In computer science and electronics, there are quite a few ways to represent data, often called encoding schemes. Each has its own purpose, advantages, and disadvantages. In this short article we'll take a look at one-hot encoding and see what it is, how it compares to other similar schemes, and its applications.
What is One-Hot Encoding?
One-hot encoding is a sparse way of representing data in a binary string in which only a single bit can be 1, while all others are 0. This contrasts from other encoding schemes, like binary and gray code, which allow multiple multiple bits can be 1 or 0, thus allowing for a more dense representation of data.
A few examples of a one-hot encoding might look like this:
000010 001000 100000 000100
This concept can better be understood by comparing the representation of the numbers 0-4 in binary, gray code, and one-hot:
Notice how more digits are needed than in the other two representations. Each digit location can only refer to a single number and can't be used to represent any other numbers.
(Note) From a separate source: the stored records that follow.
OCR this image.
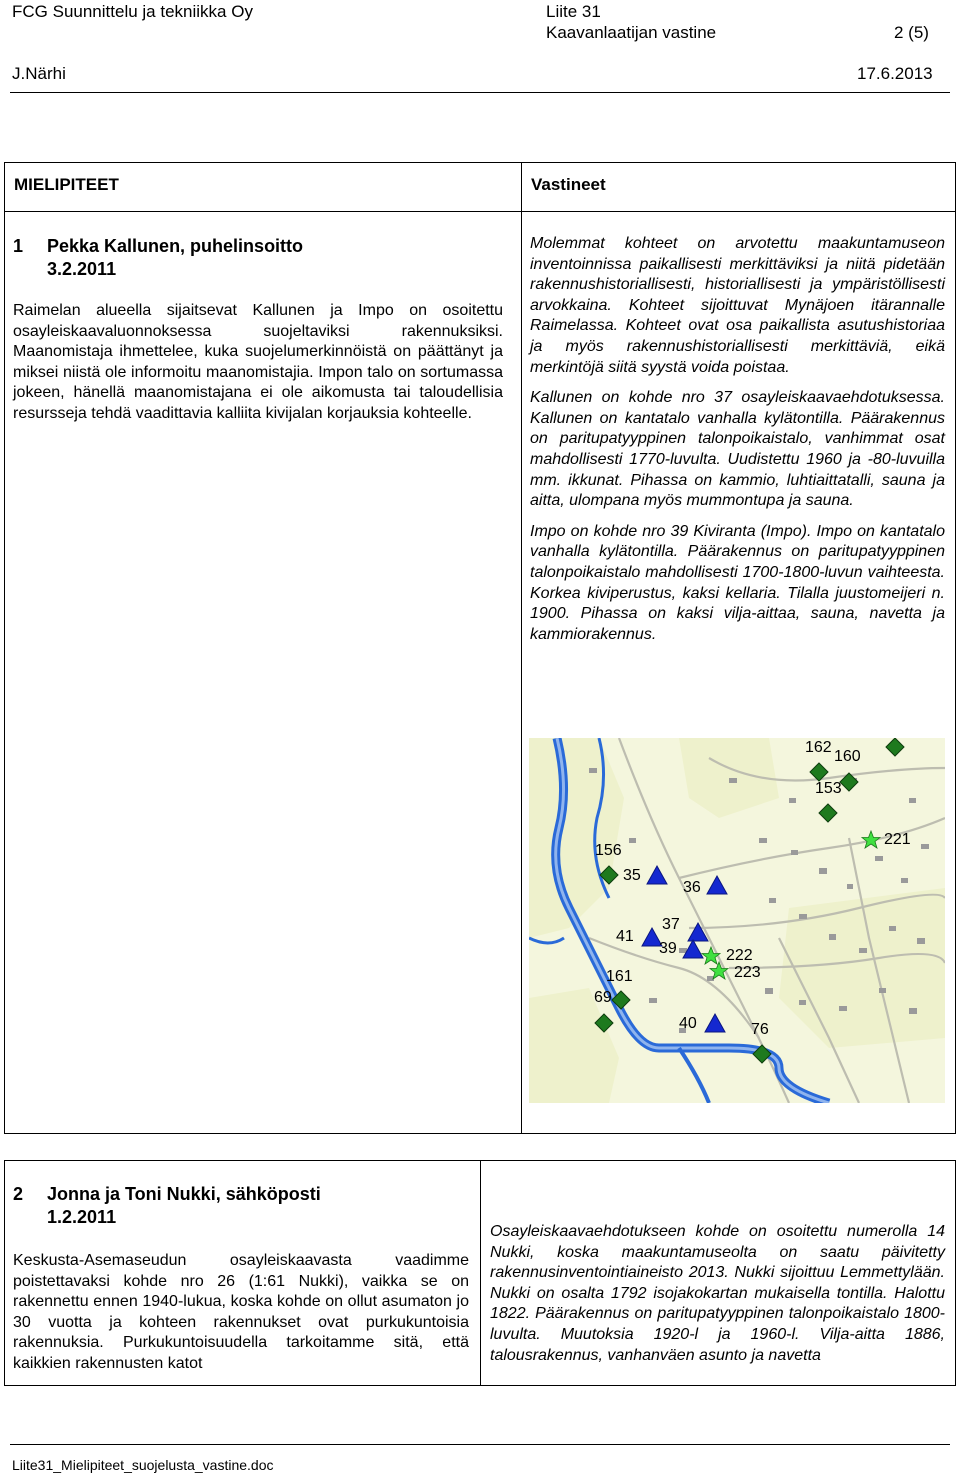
FCG Suunnittelu ja tekniikka Oy
J.Närhi
Liite 31
Kaavanlaatijan vastine	2 (5)
17.6.2013
MIELIPITEET	Vastineet
1 Pekka Kallunen, puhelinsoitto
3.2.2011

Raimelan alueella sijaitsevat Kallunen ja Impo on osoitettu osayleiskaavaluonnoksessa suojeltaviksi rakennuksiksi. Maanomistaja ihmettelee, kuka suojelumerkinnöistä on päättänyt ja miksei niistä ole informoitu maanomistajia. Impon talo on sortumassa jokeen, hänellä maanomistajana ei ole aikomusta tai taloudellisia resursseja tehdä vaadittavia kalliita kivijalan korjauksia kohteelle.

Molemmat kohteet on arvotettu maakuntamuseon inventoinnissa paikallisesti merkittäviksi ja niitä pidetään rakennushistoriallisesti, historiallisesti ja ympäristöllisesti arvokkaina. Kohteet sijoittuvat Mynäjoen itärannalle Raimelassa. Kohteet ovat osa paikallista asutushistoriaa ja myös rakennushistoriallisesti merkittäviä, eikä merkintöjä siitä syystä voida poistaa.

Kallunen on kohde nro 37 osayleiskaavaehdotuksessa. Kallunen on kantatalo vanhalla kylätontilla. Päärakennus on paritupatyyppinen talonpoikaistalo, vanhimmat osat mahdollisesti 1770-luvulta. Uudistettu 1960 ja -80-luvuilla mm. ikkunat. Pihassa on kammio, luhtiaittatalli, sauna ja aitta, ulompana myös mummontupa ja sauna.

Impo on kohde nro 39 Kiviranta (Impo). Impo on kantatalo vanhalla kylätontilla. Päärakennus on paritupatyyppinen talonpoikaistalo mahdollisesti 1700-1800-luvun vaihteesta. Korkea kiviperustus, kaksi kellaria. Tilalla juustomeijeri n. 1900. Pihassa on kaksi vilja-aittaa, sauna, navetta ja kammiorakennus.

162
160
153
221
156
35
36
37
41
39	222
223
161
69
40	76
2 Jonna ja Toni Nukki, sähköposti
1.2.2011

Keskusta-Asemaseudun osayleiskaavasta vaadimme poistettavaksi kohde nro 26 (1:61 Nukki), vaikka se on rakennettu ennen 1940-lukua, koska kohde on ollut asumaton jo 30 vuotta ja kohteen rakennukset ovat purkukuntoisia rakennuksia. Purkukuntoisuudella tarkoitamme sitä, että kaikkien rakennusten katot

Osayleiskaavaehdotukseen kohde on osoitettu numerolla 14 Nukki, koska maakuntamuseolta on saatu päivitetty rakennusinventointiaineisto 2013. Nukki sijoittuu Lemmettylään. Nukki on osalta 1792 isojakokartan mukaisella tontilla. Halottu 1822. Päärakennus on paritupatyyppinen talonpoikaistalo 1800-luvulta. Muutoksia 1920-l ja 1960-l. Vilja-aitta 1886, talousrakennus, vanhanväen asunto ja navetta

Liite31_Mielipiteet_suojelusta_vastine.doc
Because of this, a one-hot encoding of n digits can only represent n values. Whereas the binary encoding, for example, with n digits can represent 2n values.
Applications of One-Hot Encoding
So if one-hot encoding has such a strict limit on the amount of data that can be conveyed in a binary string, what practical uses does it actually have? Quite a few important ones, actually. Its importance is explained well by Wikipedia:
One-hot encoding is often used for indicating the state of a state machine. When using binary or Gray code, a decoder is needed to determine the state. A one-hot state machine, however, does not need a decoder as the state machine is in the nth state if and only if the nth bit is high.
Neural networks and deep learning have become the fastest growing discipline in the field of computer science, and for good reason. These machine learning methods have provided a solution to historically difficult, or even impossible, problems in computer science. And, maybe surprisingly, one-hot encoding has an important part in it.
Neural networks, and thus deep learning, are inspired by the neural networks that compose our brains. They consist of simple neurons and connections between the neurons. The output from each neuron usually represents a number, which is used throughout the network for computation. While this number can theoretically have any value, it is usually cast to a 1 or 0 in order to represent categorical data.
For example, let's say we have a neural network that can tell us if an input image is of a cat or a dog. Since the neural network only uses numbers, it can't output the words "cat" or "dog". Instead, it uses one-hot encoding to represent is prediction:
In this example, the output of the top neuron in the image above might represent the prediction of "cat" and the bottom neuron's output might represent the prediction of "dog". Whichever output is a 1 would indicate the prediction.
In electronics, many of the times one-hot encoding is used for very similar scenarios as in machine learning. An analog or digital output line can represent a value using voltage.
For example, logic gate circuits are much like neural networks in that they are composed of a large network of interconnected "nodes", with digital inputs creating some corresponding digital output. While binary representation is common in electronics, one-hot can be a better alternative to represent a an output state without the need for any decoding.